Promouvoir l’emploi qualifié, l’enjeu de demain

Trois fédérations professionnelles, de la banque, de l’assurance et Syntec, se sont associées pour débattre de la question de l’emploi qualifié et formuler six propositions au sein d’un livre blanc commun intitulé « Promouvoir l’emploi qualifié - un enjeu stratégique pour la France ».

Photo d'illustration Adobe Stock
Photo d'illustration Adobe Stock

Six propositions pour faire de l’emploi qualifié un véritable atout stratégique pour la France et répondre à ses enjeux. C’est ce qu’ont formulé main dans la main la Fédération bancaire française (FBF), la Fédération Syntec (organisation représentative de la branche professionnelle des bureaux d’études) et France Assureurs (Fédération française de l’assurance).
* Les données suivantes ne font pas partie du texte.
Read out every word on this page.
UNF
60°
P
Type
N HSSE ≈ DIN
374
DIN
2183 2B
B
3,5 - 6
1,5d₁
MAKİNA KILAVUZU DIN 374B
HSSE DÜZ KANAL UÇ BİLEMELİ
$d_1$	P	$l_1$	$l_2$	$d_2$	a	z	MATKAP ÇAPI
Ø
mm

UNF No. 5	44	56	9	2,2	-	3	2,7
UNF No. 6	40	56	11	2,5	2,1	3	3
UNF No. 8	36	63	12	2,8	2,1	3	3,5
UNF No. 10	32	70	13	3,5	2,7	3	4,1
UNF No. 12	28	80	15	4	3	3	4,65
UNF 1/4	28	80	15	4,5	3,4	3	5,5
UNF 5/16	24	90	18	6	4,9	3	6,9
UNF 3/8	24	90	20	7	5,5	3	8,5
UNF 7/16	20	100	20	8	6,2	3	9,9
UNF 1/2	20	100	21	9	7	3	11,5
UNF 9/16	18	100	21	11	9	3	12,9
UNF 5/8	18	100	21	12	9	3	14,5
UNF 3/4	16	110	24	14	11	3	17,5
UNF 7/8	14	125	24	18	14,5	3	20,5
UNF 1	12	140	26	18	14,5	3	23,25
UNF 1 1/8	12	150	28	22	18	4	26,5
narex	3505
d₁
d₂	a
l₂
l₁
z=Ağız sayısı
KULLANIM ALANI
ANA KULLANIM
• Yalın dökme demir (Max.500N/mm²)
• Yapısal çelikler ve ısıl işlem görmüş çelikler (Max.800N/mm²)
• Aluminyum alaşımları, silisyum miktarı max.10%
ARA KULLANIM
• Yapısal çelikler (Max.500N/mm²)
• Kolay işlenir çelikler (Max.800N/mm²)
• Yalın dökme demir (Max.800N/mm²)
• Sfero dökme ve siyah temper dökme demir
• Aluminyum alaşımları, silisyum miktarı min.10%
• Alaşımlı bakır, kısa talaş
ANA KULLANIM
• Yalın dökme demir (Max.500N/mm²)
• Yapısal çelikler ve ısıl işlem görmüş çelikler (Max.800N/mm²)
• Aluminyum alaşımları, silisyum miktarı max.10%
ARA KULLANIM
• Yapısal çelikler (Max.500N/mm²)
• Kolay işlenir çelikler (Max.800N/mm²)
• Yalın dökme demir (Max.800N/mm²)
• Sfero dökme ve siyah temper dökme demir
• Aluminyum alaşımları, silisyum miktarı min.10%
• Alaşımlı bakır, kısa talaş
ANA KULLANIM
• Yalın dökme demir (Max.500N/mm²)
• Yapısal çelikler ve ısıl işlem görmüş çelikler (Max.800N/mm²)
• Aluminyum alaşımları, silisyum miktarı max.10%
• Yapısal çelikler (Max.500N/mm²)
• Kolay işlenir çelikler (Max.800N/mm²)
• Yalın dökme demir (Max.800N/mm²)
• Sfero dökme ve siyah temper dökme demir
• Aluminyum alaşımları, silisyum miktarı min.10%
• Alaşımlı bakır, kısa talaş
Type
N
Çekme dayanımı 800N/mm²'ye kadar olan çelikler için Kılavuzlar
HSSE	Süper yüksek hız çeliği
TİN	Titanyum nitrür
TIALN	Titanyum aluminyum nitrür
Objectifs, renforcer les compétences, rééquilibrer les territoires et créer un choc de confiance social et fiscal. « Nous voulons alerter sur l’enjeu essentiel que représente l’emploi qualifié pour l’avenir de notre économie et de nos territoires », a présenté Florence Lustman, présidente de France Assureurs.

Quatorze changements d’emploi, en moyenne

Les premières propositions s’articulent autour de l’adaptation des compétences via la formation et l’apprentissage : « rendre plus efficients le fonctionnement et le financement de la formation professionnelle » ; « mieux former les emplois qualifiés de demain par le développement de l’apprentissage » ; « renforcer la présence et les compétences des femmes dans les filières scientifiques et techniques », via notamment des objectifs de mixité, le développement de réseaux de mentoring et des états généraux sur les femmes et les sciences. Laurent Giovachini, président de la Fédération Syntec, regrette que les écoles d’ingénieurs ne comptent ainsi que 30% de femmes et les filières numériques seulement 20%. Et enfin, « mieux accompagner les transitions et les reconversions des emplois qualifiés ». Ce dernier enjeu de la transition professionnelle est d’autant plus important du fait de la plus grande fragmentation des carrières aujourd’hui. Pôle Emploi estime ainsi que « les jeunes actifs vont changer d’emploi environ 14 fois au cours de leur carrière », note Florence Lustman. La présidente de France Assureurs souhaite que le dispositif de projet de transition professionnelle (PTP), qui a remplacé le Congé individuel de formation (CIF), favorise davantage des projets de formation vers des métiers émergents ou à forte perspective d’emploi.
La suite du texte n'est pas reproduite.